常葉橘20点、上野粉砕 庄司、5回零封
▽1回戦(草薙第1試合)
上野(三重2位)
000 00 ― 0
109 10×―20(5回コールド)
常葉橘(静岡1位)
▽本塁打 杉山、庄司(常)
▽2塁打 杉山、石川、前田、早川(常)小川(上)
▽試合時間 1時間31分
【評】常葉橘が2本塁打を含む21安打20得点で上野に5回コールド勝ちした。
橘は初回から打線が爆発。仁藤の右前適時打で2点先制すると、杉山の左越え3点本塁打など打者14人の猛攻で一挙10点を奪った。2回も攻撃の手を緩めず、庄司の3点本塁打などで一挙9点。軟投派の相手投手の甘い球をことごとく打ち返し、7盗塁と1つでも先の塁を奪おうとする走塁も光った。
庄司は直球、変化球ともキレがよく、許した安打はわずか1本。時折、制球を乱す場面もあったが大量得点に助けられ、最後までリズムを崩さなかった。
積極走塁光る 大量リードにも集中
20―0―。スコアだけ見れば、2回終了時に19点差がつく大味な試合。しかし、一方がミスで崩れたり、著しく調子を落としていたわけではない。1つでも多くの塁を奪う姿勢を最後まで崩さなかった常葉橘が、結果として大量得点を積み重ねた。

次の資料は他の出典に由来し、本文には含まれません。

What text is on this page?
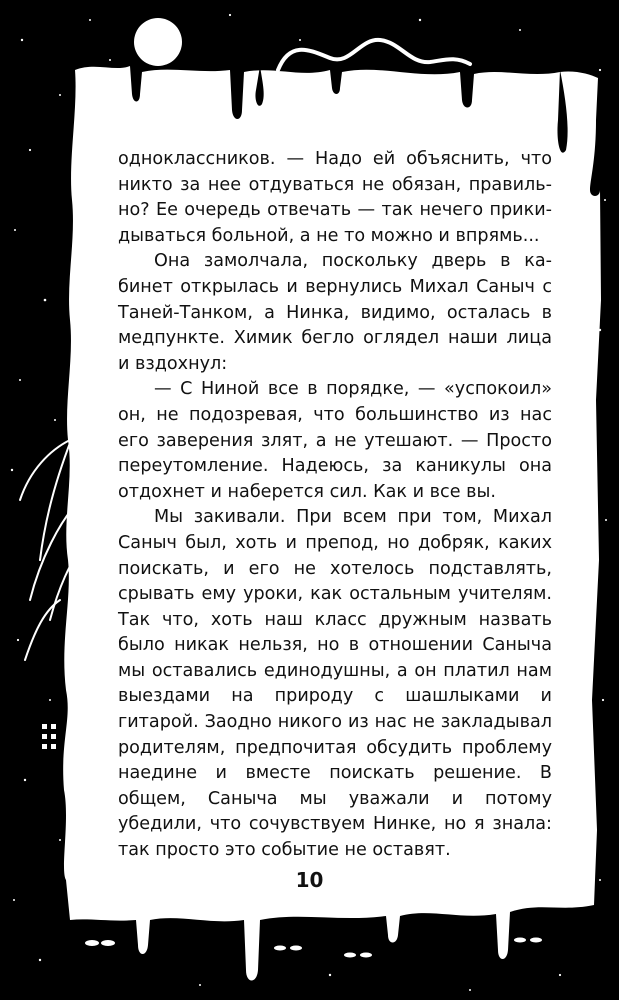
одноклассников. — Надо ей объяснить, что никто за нее отдуваться не обязан, правильно? Ее очередь отвечать — так нечего прикидываться больной, а не то можно и впрямь...

Она замолчала, поскольку дверь в кабинет открылась и вернулись Михал Саныч с Таней-Танком, а Нинка, видимо, осталась в медпункте. Химик бегло оглядел наши лица и вздохнул:

— С Ниной все в порядке, — «успокоил» он, не подозревая, что большинство из нас его заверения злят, а не утешают. — Просто переутомление. Надеюсь, за каникулы она отдохнет и наберется сил. Как и все вы.

Мы закивали. При всем при том, Михал Саныч был, хоть и препод, но добряк, каких поискать, и его не хотелось подставлять, срывать ему уроки, как остальным учителям. Так что, хоть наш класс дружным назвать было никак нельзя, но в отношении Саныча мы оставались единодушны, а он платил нам выездами на природу с шашлыками и гитарой. Заодно никого из нас не закладывал родителям, предпочитая обсудить проблему наедине и вместе поискать решение. В общем, Саныча мы уважали и потому убедили, что сочувствуем Нинке, но я знала: так просто это событие не оставят.

10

10点を奪った初回の攻撃が象徴的だった。先頭の杉山が2塁打を放つと、2番石川はバント警戒で前に飛び出した1塁手の横を抜くバント安打を決める。3番仁藤の右前適時打で二走、三走ともきっちり生還すると、バックホームの間に仁藤は2塁を陥れた。
春の大会のテーマである「積極的な走塁」を体現する選手たち。大量得点にもその姿勢は変わらず、4イニングあった攻撃でバックホームの間に単打の走者が二進した場面が4度。走者2、3塁からの単打も、ことごとく2者が生還した。
大量得点の試合の後は選手の慢心を気にして厳しい言葉を口にする指導者が多いが、小林監督は手放しに選手をたたえた。「選手が自分のやるべき役割を分かってくれている。点差がついても集中していた」。20点差という結果ではなく、内容が伴っていたからこその言葉だった。
選手にも気の緩みはない。5回1安打に抑え、自ら本塁打を放った主戦庄司は「戦う姿勢で最後まで投げられた。安打を打たれても冷静に分析できるのが昨年からの成長」と手応えをつかんだ様子。2打点の仁藤主将は「1点1点を積み重ねる自分たちの野球をやるだけ」と次戦に気持ちを切り替えていた。